If wood stays outdoors all year round, it dries moisture and rots. So it's important to protect a wooden table that stays outside. There are various coatings such as wax, oil or varnish. However, a few types of wood need no protection at all. What you should pay attention to and how the wooden table is made weatherproof, we show here.

Pay attention to the parking space

When protecting a wooden outdoor table, you should match the wood preservative to the location of the table. If the table is under a patio roof, you do not need to seal the wood as effectively. Here is enough for the table top quite a good wood oil or wax as protection. However, the legs should still be sealed with a paint, as it can even splash water against it.

Step by step make a wooden table weatherproof

  • Clear coat / color coat
  • rubber saver
  • hammer
  • paint roller
  • lacquer bowl
  • brush
  • abrasive paper
  • sander

1. sanding

The wooden table does not need to be sanded down very well unless there are stains on it. It is sufficient to roughen the wood well, so that it takes the paint or the clear coat well.

2. Painting

First, paint the tabletop. If you are using a colored acrylic paint, you should at least dilute the first coat of paint a little with water and apply it like a primer. Always swipe or roll from one end of the table to the other towards the grain.

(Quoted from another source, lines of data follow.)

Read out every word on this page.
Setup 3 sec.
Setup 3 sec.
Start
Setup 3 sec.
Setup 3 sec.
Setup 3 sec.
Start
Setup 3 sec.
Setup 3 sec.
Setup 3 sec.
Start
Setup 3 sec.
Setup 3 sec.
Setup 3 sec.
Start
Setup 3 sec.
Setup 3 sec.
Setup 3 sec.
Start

Allow the paint layers to dry thoroughly before starting the next coat of paint. Only when you have finished with the plate and it has dried, the legs or the base should be tackled.

3. Protect feet

Even under a patio roof, water can collect on the floor after a heavy downpour. It is therefore useful if the table legs are also made weatherproof from below. There are rubber covers, which are either hammered or glued into the table leg with a hammer. Be sure to use extra thick rubber pieces to keep the table out of moisture.

Tips & Tricks

If you like the work of sealing, you should choose a wood that does not need this protection. Bamboo, teak and robinia, but also the native larch or Douglas fir require little protection. If anything, a light seal with a good wood oil is sufficient for these woods.